As the modest Lisa Hsia ’80 tells the story, it has all been a happy accident— her career path to success, that is.
The current Vice President of NBC News, Hsia, who supervises the production of shows like the Today Show and Dateline NBC, concentrated in Visual and Environmental Studies at Harvard and swears that the acquisition of her executive post was “never something I set out to achieve” but rather “something that fell in my lap—[the product of] right timing, right skill set, and a person who believed in me.”
In fact, even when given the chance to speak about what she has done during the past 25 years—a task prone to self-aggrandizement—Hsia, a mother of one, displays humility, freely abasing herself and hesitating to accept credit for her ambition and accomplishments.
But though Hsia’s countenance may project a shy confidence, it cannot be doubted that she possesses a tough core, one that helps her endure the sometimes cutthroat climb to the top in the world of broadcast journalism.
A CAREER CHOICE CLICKS
Like many an incoming freshman at Harvard, Hsia arrived on campus clueless about her passions.
“I thought I was pre-med,” Hsia says of her first days within the brick walls of the Yard. But she was quick to stray from that path.
Like much of the trail that led her to the top, Hsia says even the discovery of her calling was serendipitous, coming only when she “fell into a photography class freshman year and it clicked.”
“I discovered a passion for the visual image that I’d never been in touch with before,” she says.
Before long, Hsia was pursuing documentary filmmaking classes at the Carpenter Center and serving as Photo Chair of The Harvard Crimson.

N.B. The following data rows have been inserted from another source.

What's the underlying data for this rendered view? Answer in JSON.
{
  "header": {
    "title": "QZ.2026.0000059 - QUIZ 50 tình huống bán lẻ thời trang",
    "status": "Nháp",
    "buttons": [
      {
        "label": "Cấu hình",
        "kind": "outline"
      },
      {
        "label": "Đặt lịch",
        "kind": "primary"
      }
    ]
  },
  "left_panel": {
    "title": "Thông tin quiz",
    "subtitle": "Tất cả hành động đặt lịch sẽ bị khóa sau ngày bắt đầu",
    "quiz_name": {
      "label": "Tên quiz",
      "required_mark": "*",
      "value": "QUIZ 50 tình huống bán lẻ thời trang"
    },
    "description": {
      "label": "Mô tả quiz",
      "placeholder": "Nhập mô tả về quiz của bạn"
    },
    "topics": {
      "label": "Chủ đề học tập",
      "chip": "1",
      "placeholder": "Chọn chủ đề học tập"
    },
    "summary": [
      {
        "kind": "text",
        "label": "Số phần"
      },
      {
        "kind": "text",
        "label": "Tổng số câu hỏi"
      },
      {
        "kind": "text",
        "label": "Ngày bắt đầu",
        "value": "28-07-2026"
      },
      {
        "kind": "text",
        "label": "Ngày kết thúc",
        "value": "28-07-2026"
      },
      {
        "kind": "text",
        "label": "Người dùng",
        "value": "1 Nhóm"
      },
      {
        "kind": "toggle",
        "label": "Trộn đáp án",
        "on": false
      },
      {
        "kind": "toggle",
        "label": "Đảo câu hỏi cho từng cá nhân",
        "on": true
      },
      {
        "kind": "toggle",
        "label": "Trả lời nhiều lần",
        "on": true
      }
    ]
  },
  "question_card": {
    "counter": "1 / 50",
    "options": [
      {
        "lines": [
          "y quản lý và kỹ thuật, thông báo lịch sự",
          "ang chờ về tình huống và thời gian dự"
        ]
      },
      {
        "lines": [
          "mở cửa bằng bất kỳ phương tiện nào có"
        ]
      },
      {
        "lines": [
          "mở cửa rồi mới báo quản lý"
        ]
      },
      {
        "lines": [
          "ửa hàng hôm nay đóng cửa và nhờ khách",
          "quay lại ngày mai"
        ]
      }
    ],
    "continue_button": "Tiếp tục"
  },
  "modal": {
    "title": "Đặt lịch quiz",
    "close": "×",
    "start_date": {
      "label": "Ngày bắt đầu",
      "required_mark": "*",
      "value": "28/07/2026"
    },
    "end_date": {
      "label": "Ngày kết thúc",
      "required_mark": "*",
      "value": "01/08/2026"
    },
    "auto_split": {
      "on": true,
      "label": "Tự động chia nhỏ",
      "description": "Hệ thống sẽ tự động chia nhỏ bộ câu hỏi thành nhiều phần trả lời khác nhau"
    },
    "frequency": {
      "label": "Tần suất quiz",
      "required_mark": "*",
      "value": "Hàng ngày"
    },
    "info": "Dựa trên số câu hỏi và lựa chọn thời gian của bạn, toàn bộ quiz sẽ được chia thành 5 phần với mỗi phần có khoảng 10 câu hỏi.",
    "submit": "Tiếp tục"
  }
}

Hsia recalls a college life defined by the demands of the presses at 14 Plympton St. and says she spent much of her free time at school capturing football games, demonstrations against apartheid, and all things newsworthy on film. In fact, her prowess made a lasting impression on classmates near and far.
“Complete strangers still come up to me and say, ‘I remember you—with the long hair and the grey pants with the black stripe on the side taking photos.’ I guess I must have only owned one pair of pants or something.”

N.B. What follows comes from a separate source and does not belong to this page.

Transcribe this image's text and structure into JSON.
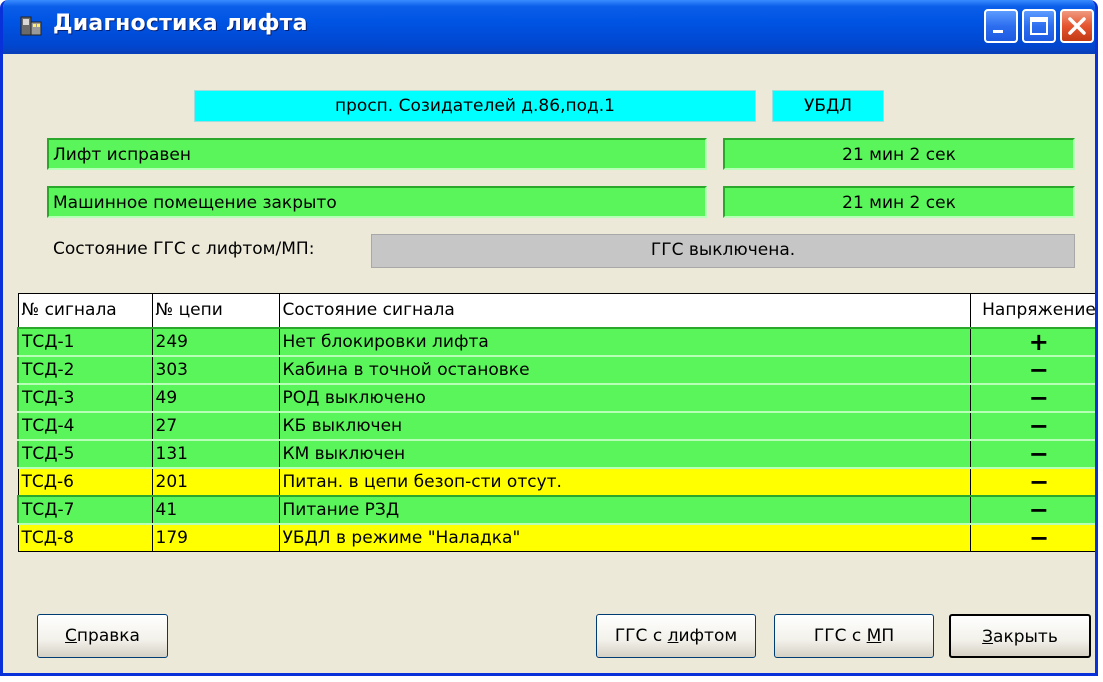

But while Crimson work instilled in Hsia the practicality of journalism, she says it was Agee Professor of Social Ethics Robert Coles—a Pulitzer-Prize winning writer, child research psychiatrist, and documentarian—who truly inspired her.

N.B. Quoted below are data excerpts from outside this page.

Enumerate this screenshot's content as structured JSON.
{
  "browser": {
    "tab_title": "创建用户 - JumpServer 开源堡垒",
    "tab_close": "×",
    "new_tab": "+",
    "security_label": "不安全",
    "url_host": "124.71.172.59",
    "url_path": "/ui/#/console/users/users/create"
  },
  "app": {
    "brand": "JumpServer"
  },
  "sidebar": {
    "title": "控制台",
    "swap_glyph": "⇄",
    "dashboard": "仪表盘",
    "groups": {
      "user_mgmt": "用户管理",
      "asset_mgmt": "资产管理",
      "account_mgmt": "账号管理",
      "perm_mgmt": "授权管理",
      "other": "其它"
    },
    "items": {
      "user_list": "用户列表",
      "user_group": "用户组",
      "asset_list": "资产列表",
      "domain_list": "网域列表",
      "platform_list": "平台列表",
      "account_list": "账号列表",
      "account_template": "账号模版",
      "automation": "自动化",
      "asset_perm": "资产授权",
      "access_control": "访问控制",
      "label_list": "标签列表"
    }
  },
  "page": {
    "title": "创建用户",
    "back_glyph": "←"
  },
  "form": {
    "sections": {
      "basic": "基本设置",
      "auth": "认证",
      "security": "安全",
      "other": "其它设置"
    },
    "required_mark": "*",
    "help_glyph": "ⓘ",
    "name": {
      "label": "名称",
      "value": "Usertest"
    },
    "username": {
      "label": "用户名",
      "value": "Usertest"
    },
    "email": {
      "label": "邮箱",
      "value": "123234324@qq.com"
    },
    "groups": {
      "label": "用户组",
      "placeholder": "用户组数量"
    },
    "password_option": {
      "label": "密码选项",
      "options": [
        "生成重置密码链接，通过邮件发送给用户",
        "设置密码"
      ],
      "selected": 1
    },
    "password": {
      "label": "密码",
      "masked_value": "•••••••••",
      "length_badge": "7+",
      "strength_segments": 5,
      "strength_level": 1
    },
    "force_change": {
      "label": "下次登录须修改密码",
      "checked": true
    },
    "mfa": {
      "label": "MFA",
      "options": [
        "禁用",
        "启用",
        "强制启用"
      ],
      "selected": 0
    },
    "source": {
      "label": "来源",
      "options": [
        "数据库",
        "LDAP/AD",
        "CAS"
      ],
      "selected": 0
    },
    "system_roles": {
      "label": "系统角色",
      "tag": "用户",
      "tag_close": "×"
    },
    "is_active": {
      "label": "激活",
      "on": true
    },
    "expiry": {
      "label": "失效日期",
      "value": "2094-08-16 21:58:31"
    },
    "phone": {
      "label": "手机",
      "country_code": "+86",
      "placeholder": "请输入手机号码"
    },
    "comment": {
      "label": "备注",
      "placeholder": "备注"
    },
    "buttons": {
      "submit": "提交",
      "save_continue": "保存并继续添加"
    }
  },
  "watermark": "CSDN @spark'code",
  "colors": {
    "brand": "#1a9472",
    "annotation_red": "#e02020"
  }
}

Hsia wrote in an e-mail that Cole’s humanist perspective, interest, and genuine efforts to understand the lives of diverse children through research, writing, and photography deeply impacted her. Indeed, Hsia credits him for introducing her to the very senses that led her to declare her journalistic calling.
“Those are the same qualities that attracted me first to journalism—telling the stories of human beings and the issues affecting them,” she says.